Faut-il mettre fin aux ruptures conventionnelles ? Faut-il mieux les contrôler ? Autant de questions qui se posent alors que ce moyen, à l’amiable, de mettre fin à un CDI, coûte environ dix milliards d’euros chaque année aux finances publiques. Résultat : le gouvernement veut faire des économies dans le cadre du budget 2026 et a demandé aux partenaires sociaux de s’entendre. D’autant que le ministre du Travail avait tancé au mois de novembre les salariés qui «profitent d’être au chômage pour passer un an tranquille, presque».
Un constat que semble partager Amir Reza-Tofighi. Invité de BFM Business, le président de la CPME souhaite que tout le monde soit capable de dire que les ruptures conventionnelles doivent être «sauvées et conservées». Toutefois, ce dispositif «qui coûte 10 milliards d’euros» doit être mieux contrôlé, insiste-t-il. Se basant sur les contrôles de France Travail, le patron de la CPME assure que «30% des ruptures conventionnelles sont abusives» en Ile-de-France.
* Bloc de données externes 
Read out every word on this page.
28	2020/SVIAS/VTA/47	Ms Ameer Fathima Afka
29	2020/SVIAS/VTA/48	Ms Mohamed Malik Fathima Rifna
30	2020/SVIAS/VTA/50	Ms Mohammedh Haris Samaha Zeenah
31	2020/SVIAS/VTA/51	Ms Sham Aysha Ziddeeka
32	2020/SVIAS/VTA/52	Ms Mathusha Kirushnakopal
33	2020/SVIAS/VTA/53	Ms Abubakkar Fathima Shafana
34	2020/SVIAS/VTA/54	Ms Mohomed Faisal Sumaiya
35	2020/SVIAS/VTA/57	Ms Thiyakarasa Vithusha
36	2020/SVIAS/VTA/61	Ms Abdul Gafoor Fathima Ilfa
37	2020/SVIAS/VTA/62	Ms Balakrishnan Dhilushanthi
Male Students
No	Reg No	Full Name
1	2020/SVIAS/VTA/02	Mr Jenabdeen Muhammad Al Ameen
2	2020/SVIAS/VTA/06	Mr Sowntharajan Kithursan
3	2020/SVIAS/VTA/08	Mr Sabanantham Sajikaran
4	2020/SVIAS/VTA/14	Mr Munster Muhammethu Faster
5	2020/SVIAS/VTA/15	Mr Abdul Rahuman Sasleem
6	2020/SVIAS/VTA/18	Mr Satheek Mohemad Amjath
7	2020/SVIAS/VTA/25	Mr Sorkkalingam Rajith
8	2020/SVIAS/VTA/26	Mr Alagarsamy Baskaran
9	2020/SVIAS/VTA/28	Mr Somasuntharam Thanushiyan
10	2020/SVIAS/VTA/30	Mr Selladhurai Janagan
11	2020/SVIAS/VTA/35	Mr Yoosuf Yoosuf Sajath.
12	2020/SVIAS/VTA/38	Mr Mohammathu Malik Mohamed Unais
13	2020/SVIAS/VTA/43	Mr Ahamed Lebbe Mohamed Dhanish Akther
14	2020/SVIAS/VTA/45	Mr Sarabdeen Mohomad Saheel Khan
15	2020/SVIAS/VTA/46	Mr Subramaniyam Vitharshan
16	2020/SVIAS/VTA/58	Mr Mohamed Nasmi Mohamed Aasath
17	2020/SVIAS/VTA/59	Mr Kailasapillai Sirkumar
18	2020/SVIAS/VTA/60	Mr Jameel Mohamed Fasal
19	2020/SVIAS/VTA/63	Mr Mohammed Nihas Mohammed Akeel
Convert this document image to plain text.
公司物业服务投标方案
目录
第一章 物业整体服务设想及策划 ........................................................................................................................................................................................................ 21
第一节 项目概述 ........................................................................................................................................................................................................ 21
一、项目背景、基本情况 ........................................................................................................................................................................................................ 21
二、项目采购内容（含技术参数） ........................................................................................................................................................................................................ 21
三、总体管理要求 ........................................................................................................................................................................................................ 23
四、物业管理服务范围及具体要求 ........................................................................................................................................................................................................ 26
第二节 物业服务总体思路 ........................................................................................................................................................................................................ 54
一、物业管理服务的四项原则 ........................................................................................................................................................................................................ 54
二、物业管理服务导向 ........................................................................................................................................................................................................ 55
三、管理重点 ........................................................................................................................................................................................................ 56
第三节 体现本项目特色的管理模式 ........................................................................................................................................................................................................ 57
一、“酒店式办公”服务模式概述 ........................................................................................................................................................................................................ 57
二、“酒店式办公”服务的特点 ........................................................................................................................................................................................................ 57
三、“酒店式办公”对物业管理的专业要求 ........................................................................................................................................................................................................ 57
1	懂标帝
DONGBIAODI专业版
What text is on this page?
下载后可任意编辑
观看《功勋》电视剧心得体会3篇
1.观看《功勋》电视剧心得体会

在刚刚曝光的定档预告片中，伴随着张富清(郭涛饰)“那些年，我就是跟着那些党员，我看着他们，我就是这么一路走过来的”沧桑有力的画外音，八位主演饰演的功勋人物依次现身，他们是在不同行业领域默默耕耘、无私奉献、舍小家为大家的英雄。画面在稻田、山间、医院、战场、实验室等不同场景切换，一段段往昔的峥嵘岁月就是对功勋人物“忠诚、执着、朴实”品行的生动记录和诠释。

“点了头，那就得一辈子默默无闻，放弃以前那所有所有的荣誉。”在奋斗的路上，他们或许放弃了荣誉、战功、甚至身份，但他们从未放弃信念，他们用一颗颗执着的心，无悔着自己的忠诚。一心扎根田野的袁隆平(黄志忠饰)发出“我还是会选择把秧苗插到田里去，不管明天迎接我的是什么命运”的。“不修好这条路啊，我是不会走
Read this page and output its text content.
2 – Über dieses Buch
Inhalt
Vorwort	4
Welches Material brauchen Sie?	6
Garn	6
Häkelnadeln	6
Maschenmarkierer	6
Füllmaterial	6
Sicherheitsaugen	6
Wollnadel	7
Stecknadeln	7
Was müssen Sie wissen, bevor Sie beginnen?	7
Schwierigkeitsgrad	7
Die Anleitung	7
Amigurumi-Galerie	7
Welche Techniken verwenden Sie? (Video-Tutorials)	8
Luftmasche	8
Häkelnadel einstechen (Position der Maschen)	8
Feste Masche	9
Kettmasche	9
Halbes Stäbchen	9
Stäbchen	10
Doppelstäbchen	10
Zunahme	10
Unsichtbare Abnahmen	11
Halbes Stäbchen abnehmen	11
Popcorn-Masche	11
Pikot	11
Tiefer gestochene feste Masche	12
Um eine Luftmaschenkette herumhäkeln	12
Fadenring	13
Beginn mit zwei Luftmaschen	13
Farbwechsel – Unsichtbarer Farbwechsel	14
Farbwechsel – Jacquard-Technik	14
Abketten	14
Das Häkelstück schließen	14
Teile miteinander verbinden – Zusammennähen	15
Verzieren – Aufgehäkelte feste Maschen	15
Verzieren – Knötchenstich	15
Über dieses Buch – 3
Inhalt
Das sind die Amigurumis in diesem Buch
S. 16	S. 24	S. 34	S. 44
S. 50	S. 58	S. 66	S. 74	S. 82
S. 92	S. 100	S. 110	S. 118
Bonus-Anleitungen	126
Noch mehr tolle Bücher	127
Un chantage à la rupture ou des arrêts maladie
Il s’agit de «salariés qui ne recherchent pas d’emplois et ça met en danger le système», pointe-t-il du doigt. Et les conséquences sont énormes, déplore Amir Reza-Tofighi parce qu’on «arrive aujourd’hui à un chantage à la rupture conventionnelle : ces salariés viennent demander une rupture conventionnelle, et en cas de refus, se mettent en arrêt maladie», dépeint-il.
Le principal problème aujourd’hui, c’est que, aussi bien les salariés que les entreprises, paient les pots cassés de ces abus. Le président de la CPME demande de les «corriger», car on «ne peut plus accepter tous les abus du système». L’entrepreneur français considère qu’il est d’ailleurs possible de réaliser un milliard d’euros d’économies dans le domaine, soit bien plus que les 400 millions dans le viseur du gouvernement. «Ça nous paraît possible», a-t-il réitéré sur BFM Business, confirmant que s’il y avait davantage de contrôles, le coût serait moindre pour les finances publiques.
Il a finalement complété en soulignant que les personnes ayant bénéficié de la rupture conventionnelle «sont plus longtemps au chômage que les personnes licenciées». Plus globalement sur le budget, il n’appelle pas à la censure, mais met en garde : «Si on a un budget qui est : que des taxes en plus, que des impôts en plus, et qui met en danger l’économie, je serai là pour dire qu’il vaut mieux encore une censure qu’un budget qui va sacrifier l’économie française.»